NEW YORK ( TheStreet) -- Universal Truckload Services (Nasdaq: UACL) has been downgraded by TheStreet Ratings from buy to hold. The company's strengths can be seen in multiple areas, such as its robust revenue growth, reasonable valuation levels and notable return on equity. However, as a counter to these strengths, we also find weaknesses including a generally disappointing performance in the stock itself, unimpressive growth in net income and poor profit margins. Highlights from the ratings report include:
- UACL's revenue growth has slightly outpaced the industry average of 16.0%. Since the same quarter one year prior, revenues rose by 16.6%. This growth in revenue does not appear to have trickled down to the company's bottom line, displayed by a decline in earnings per share.

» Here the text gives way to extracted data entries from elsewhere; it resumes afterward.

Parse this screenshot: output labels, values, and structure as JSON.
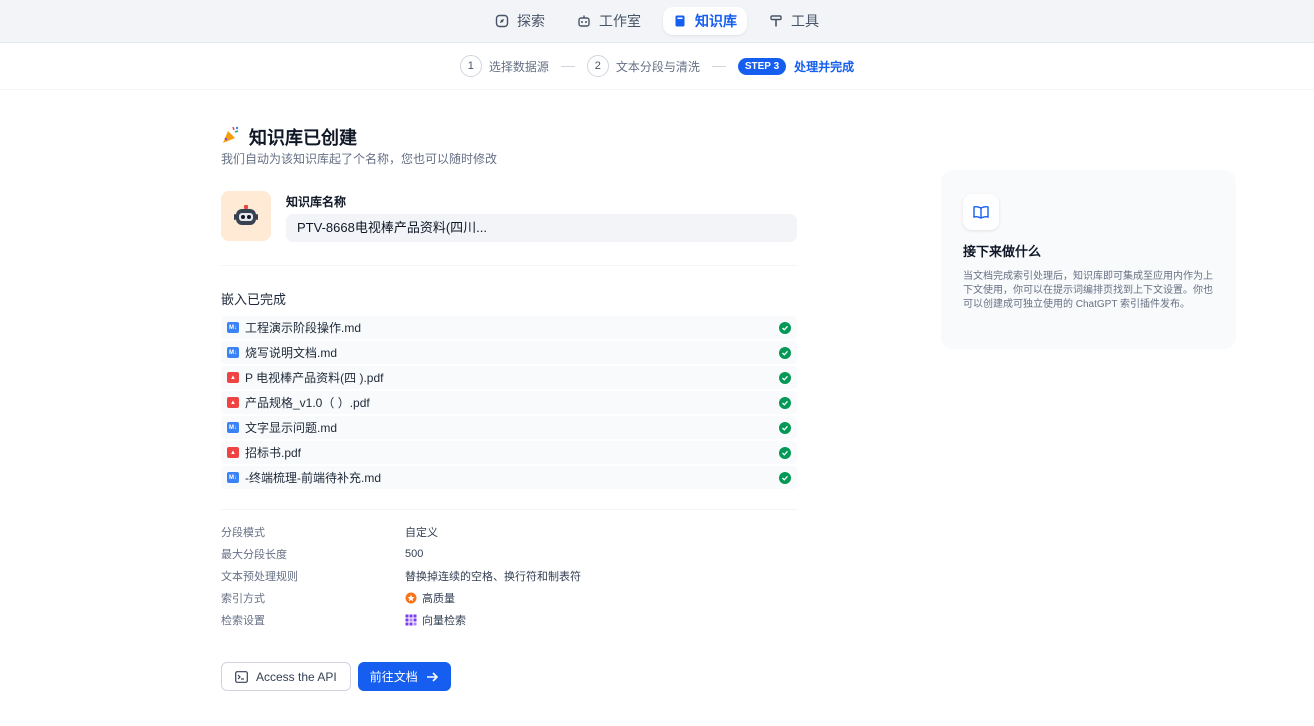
{
  "nav": {
    "items": [
      {
        "label": "探索",
        "icon": "compass-icon"
      },
      {
        "label": "工作室",
        "icon": "robot-icon"
      },
      {
        "label": "知识库",
        "icon": "book-icon",
        "active": true
      },
      {
        "label": "工具",
        "icon": "hammer-icon"
      }
    ]
  },
  "steps": {
    "step1_num": "1",
    "step1_label": "选择数据源",
    "step2_num": "2",
    "step2_label": "文本分段与清洗",
    "step3_badge": "STEP 3",
    "step3_label": "处理并完成"
  },
  "main": {
    "title": "知识库已创建",
    "subtitle": "我们自动为该知识库起了个名称，您也可以随时修改",
    "name_label": "知识库名称",
    "name_value": "PTV-8668电视棒产品资料(四川...",
    "embedding_title": "嵌入已完成",
    "files": [
      {
        "name": "工程演示阶段操作.md",
        "type": "md",
        "status": "completed"
      },
      {
        "name": "烧写说明文档.md",
        "type": "md",
        "status": "completed"
      },
      {
        "name": "P        电视棒产品资料(四        ).pdf",
        "type": "pdf",
        "status": "completed"
      },
      {
        "name": "                   产品规格_v1.0（           ）.pdf",
        "type": "pdf",
        "status": "completed"
      },
      {
        "name": "         文字显示问题.md",
        "type": "md",
        "status": "completed"
      },
      {
        "name": "招标书.pdf",
        "type": "pdf",
        "status": "completed"
      },
      {
        "name": "                      -终端梳理-前端待补充.md",
        "type": "md",
        "status": "completed"
      }
    ],
    "meta": [
      {
        "key": "分段模式",
        "value": "自定义",
        "icon": ""
      },
      {
        "key": "最大分段长度",
        "value": "500",
        "icon": ""
      },
      {
        "key": "文本预处理规则",
        "value": "替换掉连续的空格、换行符和制表符",
        "icon": ""
      },
      {
        "key": "索引方式",
        "value": "高质量",
        "icon": "quality-icon"
      },
      {
        "key": "检索设置",
        "value": "向量检索",
        "icon": "vector-grid-icon"
      }
    ],
    "api_button": "Access the API",
    "docs_button": "前往文档"
  },
  "side": {
    "title": "接下来做什么",
    "description": "当文档完成索引处理后，知识库即可集成至应用内作为上下文使用，你可以在提示词编排页找到上下文设置。你也可以创建成可独立使用的 ChatGPT 索引插件发布。"
  },
  "colors": {
    "accent": "#155eef",
    "success": "#039855",
    "md_icon": "#3b82f6",
    "pdf_icon": "#ef4444",
    "avatar_bg": "#ffead5"
  }
}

- UNIVERSAL TRUCKLOAD SERVICES's earnings per share declined by 13.8% in the most recent quarter compared to the same quarter a year ago. This company has reported somewhat volatile earnings recently. But, we feel it is poised for EPS growth in the coming year. During the past fiscal year, UNIVERSAL TRUCKLOAD SERVICES increased its bottom line by earning $0.80 versus $0.31 in the prior year. This year, the market expects an improvement in earnings ($0.94 versus $0.80).

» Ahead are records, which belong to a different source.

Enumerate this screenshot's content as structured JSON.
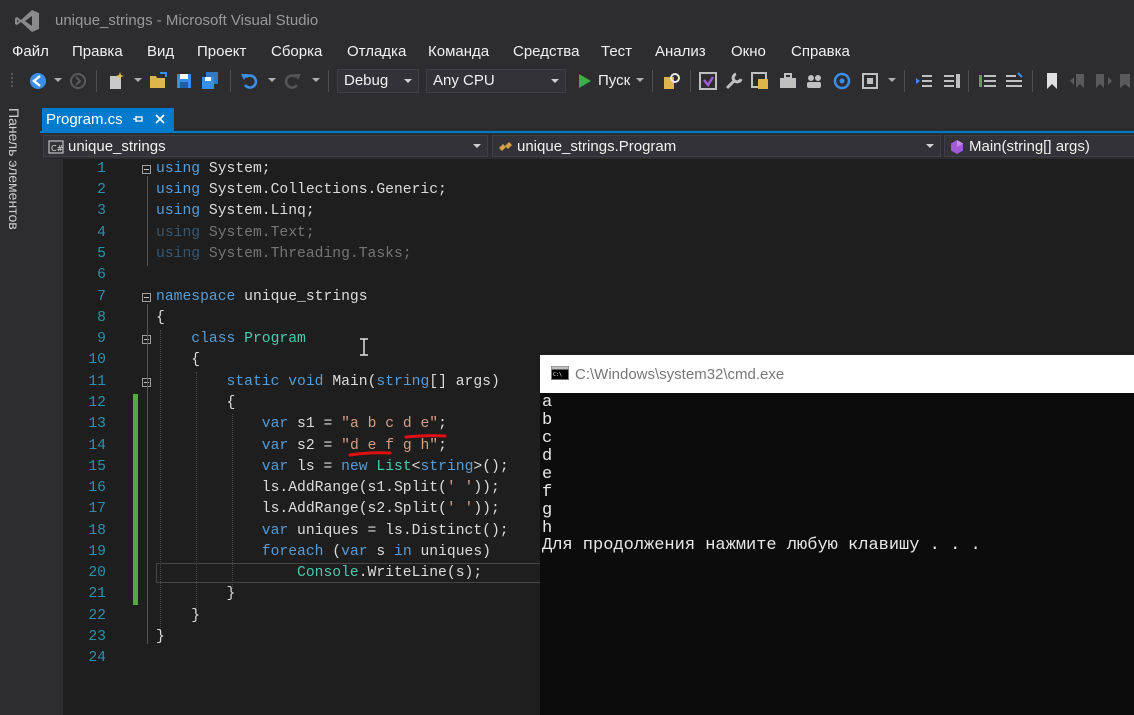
{
  "window": {
    "title": "unique_strings - Microsoft Visual Studio"
  },
  "menu": [
    "Файл",
    "Правка",
    "Вид",
    "Проект",
    "Сборка",
    "Отладка",
    "Команда",
    "Средства",
    "Тест",
    "Анализ",
    "Окно",
    "Справка"
  ],
  "toolbar": {
    "configuration": "Debug",
    "platform": "Any CPU",
    "run_label": "Пуск",
    "accent_color": "#007acc",
    "run_color": "#3cb043"
  },
  "side_panel": {
    "toolbox_label": "Панель элементов"
  },
  "document_tab": {
    "label": "Program.cs"
  },
  "navigation": {
    "project": "unique_strings",
    "class": "unique_strings.Program",
    "member": "Main(string[] args)"
  },
  "editor": {
    "line_numbers": [
      "1",
      "2",
      "3",
      "4",
      "5",
      "6",
      "7",
      "8",
      "9",
      "10",
      "11",
      "12",
      "13",
      "14",
      "15",
      "16",
      "17",
      "18",
      "19",
      "20",
      "21",
      "22",
      "23",
      "24"
    ],
    "lines": [
      "using System;",
      "using System.Collections.Generic;",
      "using System.Linq;",
      "using System.Text;",
      "using System.Threading.Tasks;",
      "",
      "namespace unique_strings",
      "{",
      "    class Program",
      "    {",
      "        static void Main(string[] args)",
      "        {",
      "            var s1 = \"a b c d e\";",
      "            var s2 = \"d e f g h\";",
      "            var ls = new List<string>();",
      "            ls.AddRange(s1.Split(' '));",
      "            ls.AddRange(s2.Split(' '));",
      "            var uniques = ls.Distinct();",
      "            foreach (var s in uniques)",
      "                Console.WriteLine(s);",
      "        }",
      "    }",
      "}",
      ""
    ],
    "annotation_color": "#e01010"
  },
  "console": {
    "title": "C:\\Windows\\system32\\cmd.exe",
    "output": [
      "a",
      "b",
      "c",
      "d",
      "e",
      "f",
      "g",
      "h"
    ],
    "prompt": "Для продолжения нажмите любую клавишу . . ."
  }
}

- The gross profit margin for UNIVERSAL TRUCKLOAD SERVICES is rather low; currently it is at 20.60%. It has decreased from the same quarter the previous year. Along with this, the net profit margin of 2.20% significantly trails the industry average.
- Reflecting the weaknesses we have cited, including the decline in the company's earnings per share, UACL has underperformed the S&P 500 Index, declining 15.67% from its price level of one year ago. Looking ahead, we do not see anything in this company's numbers that would change the one-year trend. It was down over the last twelve months; and it could be down again in the next twelve. Naturally, a bull or bear market could sway the movement of this stock.